Des hommes d'argent
La ville de Lorca (Murcie) qui fêtera en 2022, le 130e anniversaire de ses arènes de Sutullena – toujours en réfection* –, a clôturé, il y a une quinzaine de jours, sa VIe édition du cycle culturel taurin. Et à cette occasion, ce sont des peones, subalternes – une fois n’est pas coutume – qui ont été invités pour cette conférence.
Voici une présentation succincte des hommes "d’argent" :
- José Manuel Montoliú, banderillero, ancien novillero, le Valencien est le fils de Manolo Montoliú (José Manuel Calvo Bonichón) qui trouva la mort le 1er mai 1992 à Séville lors de la treizième corrida de la Feria d’Avril, banderillero dans la cuadrilla de José Mari Manzanares père. "Cabatisto" d’Atanasio Fernández lui transperça le cœur.
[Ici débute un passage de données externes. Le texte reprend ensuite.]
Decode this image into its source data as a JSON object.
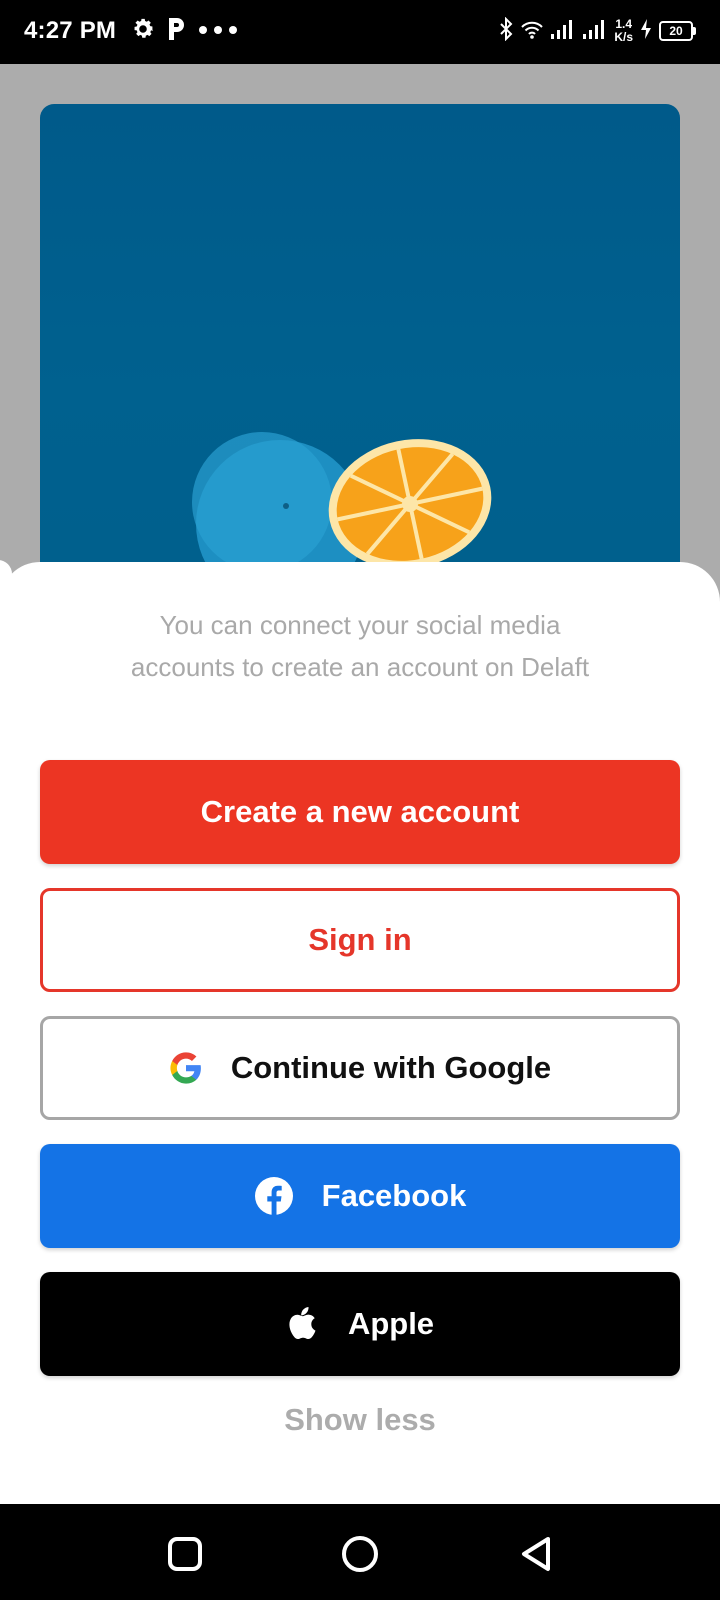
{
  "status_bar": {
    "time": "4:27 PM",
    "left_icons": [
      "gear-icon",
      "p-app-icon",
      "more-dots-icon"
    ],
    "right_icons": [
      "bluetooth-icon",
      "wifi-icon",
      "signal-icon",
      "signal-icon",
      "charging-icon"
    ],
    "net_speed_value": "1.4",
    "net_speed_unit": "K/s",
    "battery_level": "20"
  },
  "hero": {
    "background_color": "#005a8a",
    "icons": [
      "orange-fruit-image"
    ]
  },
  "sheet": {
    "description": "You can connect your social media accounts to create an account on Delaft",
    "buttons": {
      "create_label": "Create a new account",
      "signin_label": "Sign in",
      "google_label": "Continue with Google",
      "facebook_label": "Facebook",
      "apple_label": "Apple"
    },
    "show_less": "Show less"
  },
  "colors": {
    "create_button": "#ec3523",
    "signin_border": "#e5362a",
    "google_border": "#a6a6a6",
    "facebook_button": "#1473e6",
    "apple_button": "#000000",
    "description_text": "#a9a9a9"
  },
  "nav_bar": {
    "icons": [
      "recents-square-icon",
      "home-circle-icon",
      "back-triangle-icon"
    ]
  }
}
Avant de porter le costume de plata, il avait été matador pour une seule temporada, 1986. José Manuel, le fils, vient de terminer sa vingt troisième saison sous l’habit d’argent sous les ordres depuis sept ans d’Antonio Ferrera. Il a commencé avec Rafael de Julia, puis Juan Bautista, avec Miguel Abellan (trois ans) et Curro Díaz durant six ans. Mais il a aussi combattu occasionnellement avec El Soro, Enrique Ponce, El Juli, Iván Fandiño, Rafaelillo… Son frère Antonio Calvo Capilla "Montoliú", picador, s’est retiré en 1996. Il est depuis, vétérinaire, professeur doyen de la Faculté Vétérinaire de l’Université catholique de Valence.
- Pascual Mellinas de Calasparra est banderillero. Il torée depuis 2019 dans la cuadrilla de Pablo Aguado au côté d’un ténor des bâtonnets, Iván García. Il est entré dans le cycle des corridas dès 1999, dans les cuadrillas de Rafaelillo, au début, en alternant chez Miguel Abellan, puis avec Luis Francisco Esplá, sept saisons avec Morenito de Aranda, deux avec Pepe Moral.
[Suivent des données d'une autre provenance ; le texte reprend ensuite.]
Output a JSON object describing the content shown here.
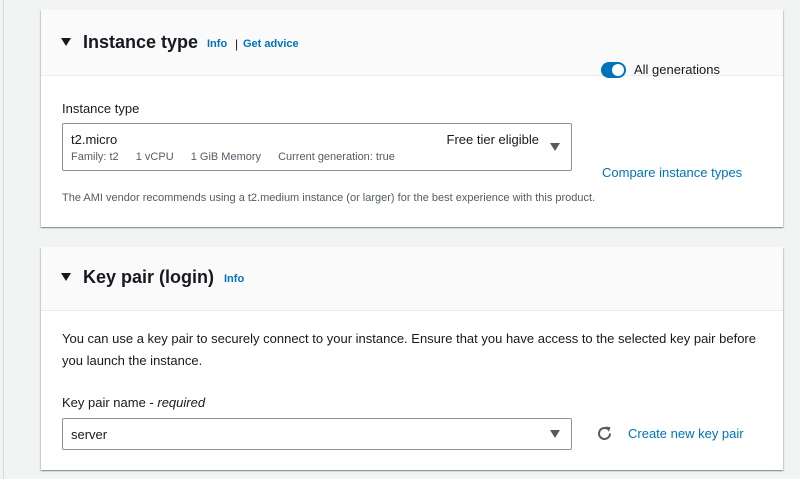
{
  "instance_type": {
    "title": "Instance type",
    "info_link": "Info",
    "separator": "|",
    "advice_link": "Get advice",
    "field_label": "Instance type",
    "selected": {
      "name": "t2.micro",
      "tag": "Free tier eligible",
      "family": "Family: t2",
      "vcpu": "1 vCPU",
      "memory": "1 GiB Memory",
      "generation": "Current generation: true"
    },
    "toggle": {
      "label": "All generations",
      "on": true
    },
    "compare_link": "Compare instance types",
    "help_text": "The AMI vendor recommends using a t2.medium instance (or larger) for the best experience with this product."
  },
  "key_pair": {
    "title": "Key pair (login)",
    "info_link": "Info",
    "description": "You can use a key pair to securely connect to your instance. Ensure that you have access to the selected key pair before you launch the instance.",
    "field_label": "Key pair name - ",
    "field_required": "required",
    "selected": "server",
    "create_link": "Create new key pair"
  },
  "colors": {
    "link": "#0073bb",
    "toggle_on": "#0073bb",
    "text": "#16191f",
    "muted": "#545b64",
    "background": "#f2f3f3"
  },
  "icons": [
    "caret-down-icon",
    "dropdown-arrow-icon",
    "refresh-icon"
  ]
}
- Domingo García "Domingin", était un torero prometteur de la région de Murcie au début des années 1980. Le Lorquino prit l’alternative à Yecla (Murcie) en septembre 1991 avec Emilio Muñoz pour parrain et César Rincón comme témoin. Il décida quelques années plus tard, de rejoindre les rangs des hommes "d’argent" et le 26 septembre de cette année, il s’est coupé la coleta, 30 ans après avoir pris l’alternative dans ces mêmes arènes de Yecla. Il fit sa présentation en France, novillero, le 20 août à Parentis.
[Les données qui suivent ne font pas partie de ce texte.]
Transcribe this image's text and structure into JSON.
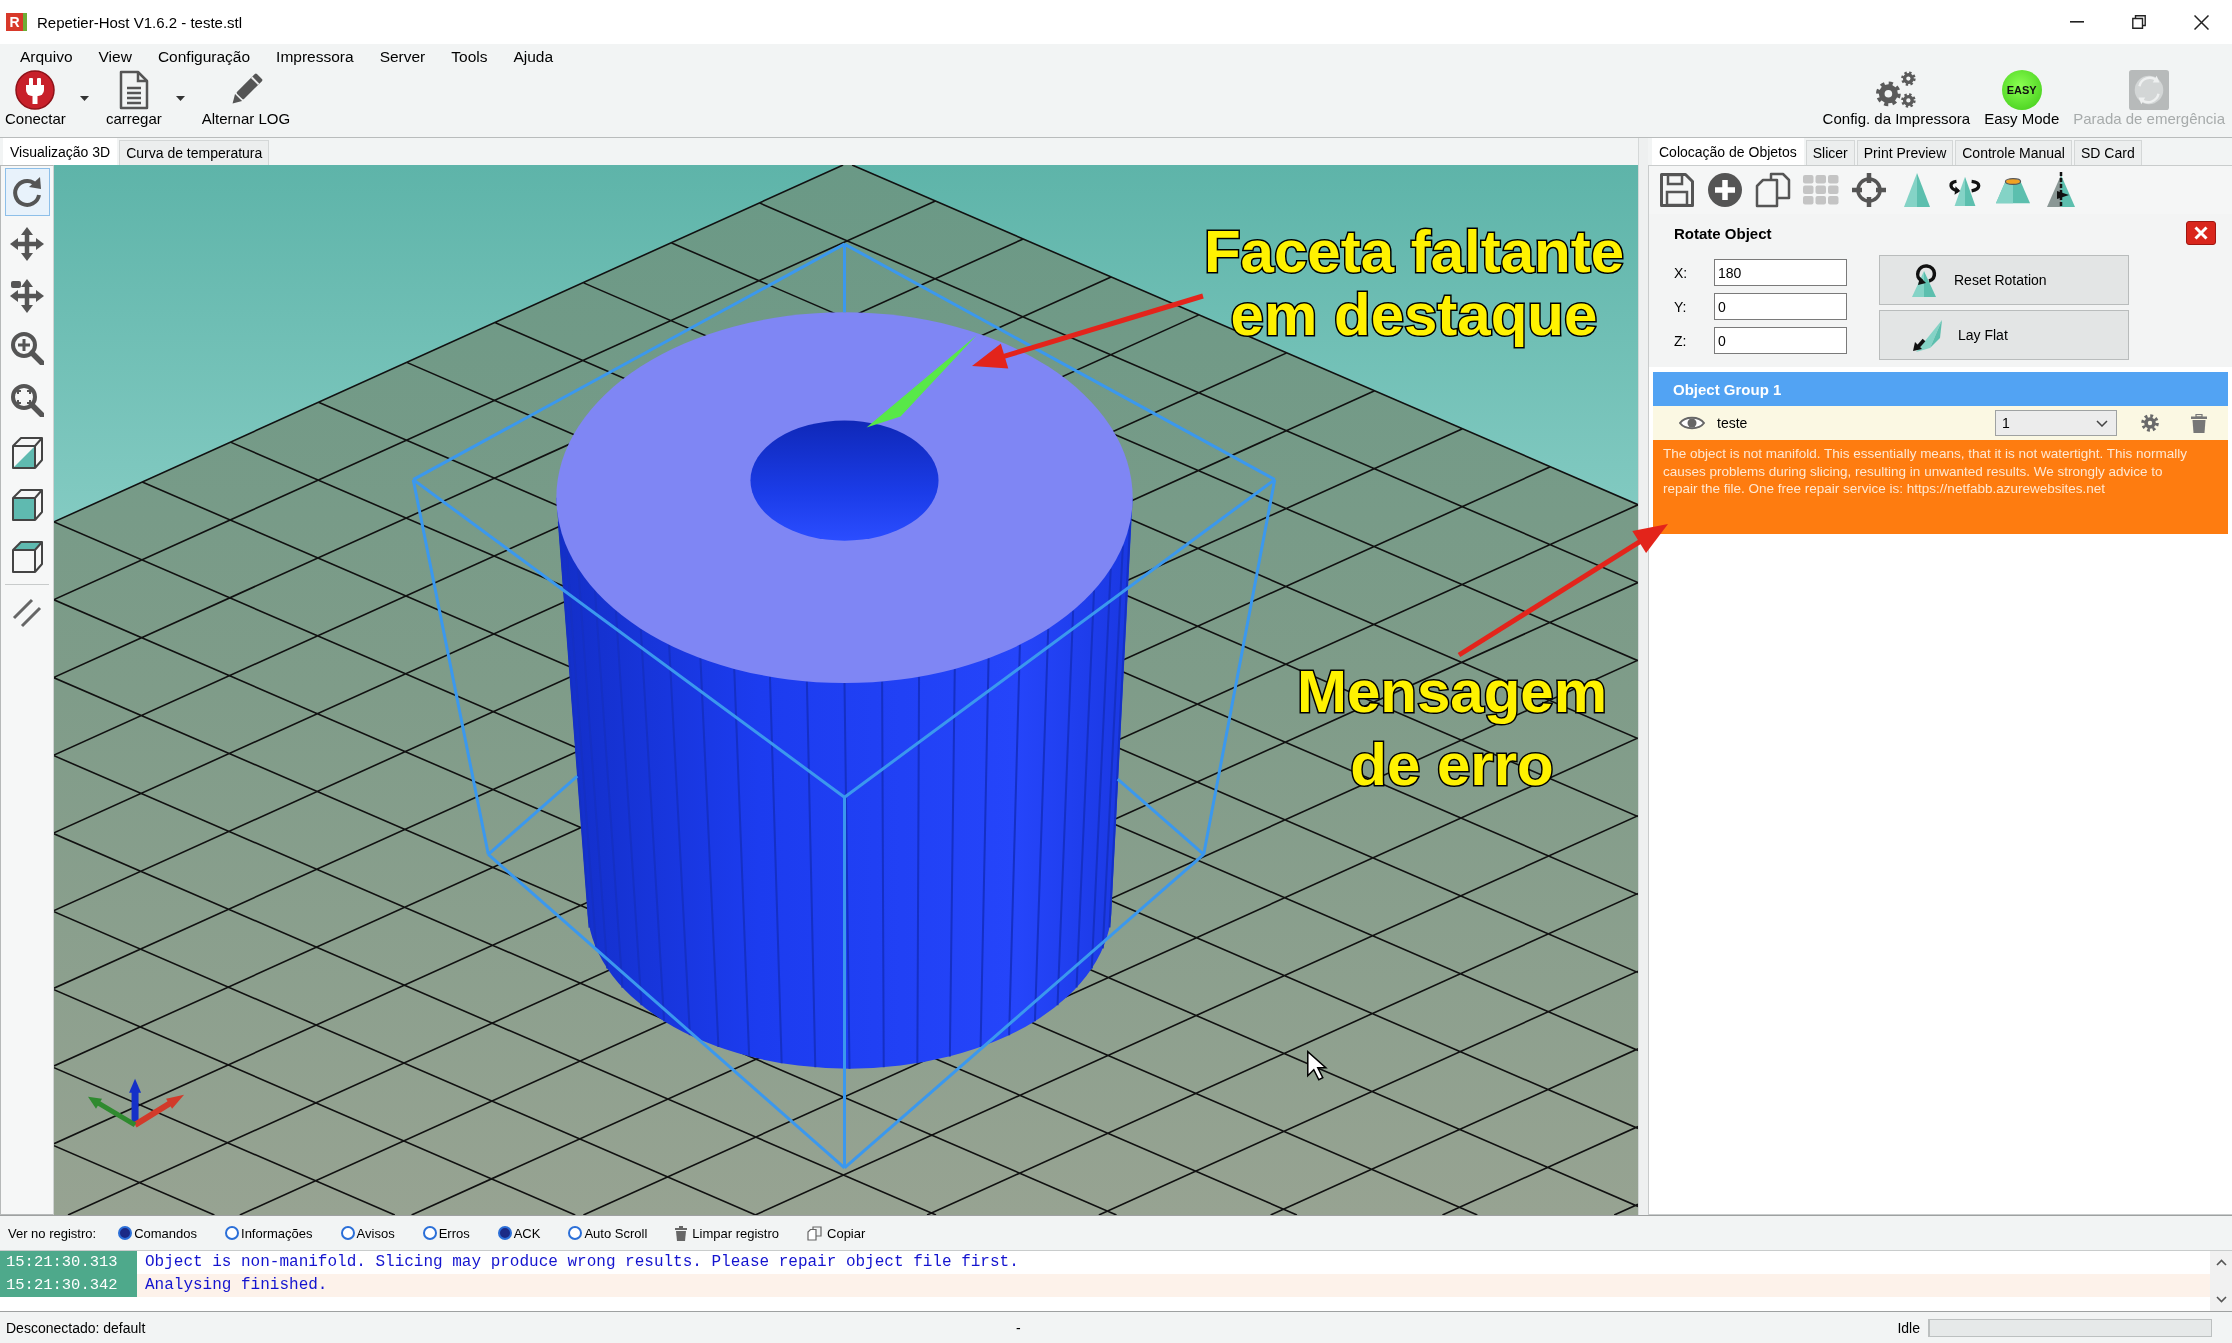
{
  "window": {
    "icon_letter": "R",
    "title": "Repetier-Host V1.6.2 - teste.stl"
  },
  "menu": [
    "Arquivo",
    "View",
    "Configuração",
    "Impressora",
    "Server",
    "Tools",
    "Ajuda"
  ],
  "toolbar": {
    "left": [
      {
        "kind": "connect",
        "label": "Conectar",
        "dropdown": true
      },
      {
        "kind": "load",
        "label": "carregar",
        "dropdown": true
      },
      {
        "kind": "log",
        "label": "Alternar LOG",
        "dropdown": false
      }
    ],
    "right": [
      {
        "kind": "printer_settings",
        "label": "Config. da Impressora",
        "disabled": false
      },
      {
        "kind": "easy_mode",
        "label": "Easy Mode",
        "badge": "EASY",
        "disabled": false
      },
      {
        "kind": "emergency_stop",
        "label": "Parada de emergência",
        "disabled": true
      }
    ]
  },
  "view_tabs": [
    {
      "label": "Visualização 3D",
      "selected": true
    },
    {
      "label": "Curva de temperatura",
      "selected": false
    }
  ],
  "view_tools": [
    {
      "items": [
        {
          "kind": "rotate",
          "selected": true
        },
        {
          "kind": "move",
          "selected": false
        },
        {
          "kind": "move_object",
          "selected": false
        },
        {
          "kind": "zoom",
          "selected": false
        },
        {
          "kind": "fit",
          "selected": false
        },
        {
          "kind": "iso_view",
          "selected": false
        },
        {
          "kind": "front_view",
          "selected": false
        },
        {
          "kind": "top_view",
          "selected": false
        }
      ]
    },
    {
      "items": [
        {
          "kind": "parallel",
          "selected": false
        }
      ]
    }
  ],
  "viewport": {
    "annotations": [
      {
        "lines": [
          "Faceta faltante",
          "em destaque"
        ]
      },
      {
        "lines": [
          "Mensagem",
          "de erro"
        ]
      }
    ]
  },
  "object_tabs": [
    {
      "label": "Colocação de Objetos",
      "selected": true
    },
    {
      "label": "Slicer",
      "selected": false
    },
    {
      "label": "Print Preview",
      "selected": false
    },
    {
      "label": "Controle Manual",
      "selected": false
    },
    {
      "label": "SD Card",
      "selected": false
    }
  ],
  "object_tools": [
    {
      "kind": "save",
      "disabled": false
    },
    {
      "kind": "add",
      "disabled": false
    },
    {
      "kind": "copy",
      "disabled": false
    },
    {
      "kind": "arrange",
      "disabled": true
    },
    {
      "kind": "center",
      "disabled": false
    },
    {
      "kind": "scale",
      "disabled": false
    },
    {
      "kind": "rotate",
      "disabled": false
    },
    {
      "kind": "cut",
      "disabled": false
    },
    {
      "kind": "mirror",
      "disabled": false
    }
  ],
  "rotate_panel": {
    "title": "Rotate Object",
    "fields": [
      {
        "label": "X:",
        "value": "180"
      },
      {
        "label": "Y:",
        "value": "0"
      },
      {
        "label": "Z:",
        "value": "0"
      }
    ],
    "buttons": [
      {
        "kind": "reset",
        "label": "Reset Rotation"
      },
      {
        "kind": "lay_flat",
        "label": "Lay Flat"
      }
    ]
  },
  "object_group": {
    "title": "Object Group 1",
    "objects": [
      {
        "name": "teste",
        "visible": true,
        "copies": "1",
        "message": "The object is not manifold. This essentially means, that it is not watertight. This normally causes problems during slicing, resulting in unwanted results. We strongly advice to repair the file. One free repair service is: https://netfabb.azurewebsites.net"
      }
    ]
  },
  "log": {
    "label": "Ver no registro:",
    "filters": [
      {
        "label": "Comandos",
        "checked": true
      },
      {
        "label": "Informações",
        "checked": false
      },
      {
        "label": "Avisos",
        "checked": false
      },
      {
        "label": "Erros",
        "checked": false
      },
      {
        "label": "ACK",
        "checked": true
      },
      {
        "label": "Auto Scroll",
        "checked": false
      }
    ],
    "actions": [
      {
        "kind": "clear",
        "label": "Limpar registro"
      },
      {
        "kind": "copy",
        "label": "Copiar"
      }
    ],
    "entries": [
      {
        "time": "15:21:30.313",
        "text": "Object is non-manifold. Slicing may produce wrong results. Please repair object file first."
      },
      {
        "time": "15:21:30.342",
        "text": "Analysing finished."
      }
    ]
  },
  "status_bar": {
    "connection": "Desconectado: default",
    "job": "-",
    "state": "Idle",
    "progress": {
      "level": 0
    }
  }
}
Trois hommes de terrain à l’immense savoir faire.
Pour ouvrir la soirée, les trois banderilleros ont avoué communément : « Dans ce métier, il y a beaucoup de peur et le nier, c’est mentir. »
Ils compensent cette peur par la satisfaction de se sentir protecteurs de leur maestro, comme des anges gardiens. « Nous avons cette aptitude professionnelle permettant parfois de protéger les matadors, ils ont besoin d’un homme de plata pour parler. »
José Manuel Montoliú se souvient de son père et a exprimé les avantages de porter son apodo : « Être le fils de Manolo Montoliú m’a aidé plus que cela m’a desservi ; plus tard, mon professionnalisme et le soutien de ma famille ont été essentiels. » Le banderillero poursuit : « Je n’ai jamais eu la chance de pouvoir lui parler sérieusement de mon désir de devenir torero. La seule chose qu’on partage, c’est l’expérience, car j’étais très jeune [il avait quatorze ans, NDLR], et il a toujours insisté pour que j’étudie, on verra plus tard. »
La ressemblance entre le père et le fils s’est reflétée dans l’entretien : « Oui, c’est vrai qu’il y a une composante génétique, mais je voulais me focaliser sur le meilleur, et je devais logiquement me concentrer sur mon père ou des amis. »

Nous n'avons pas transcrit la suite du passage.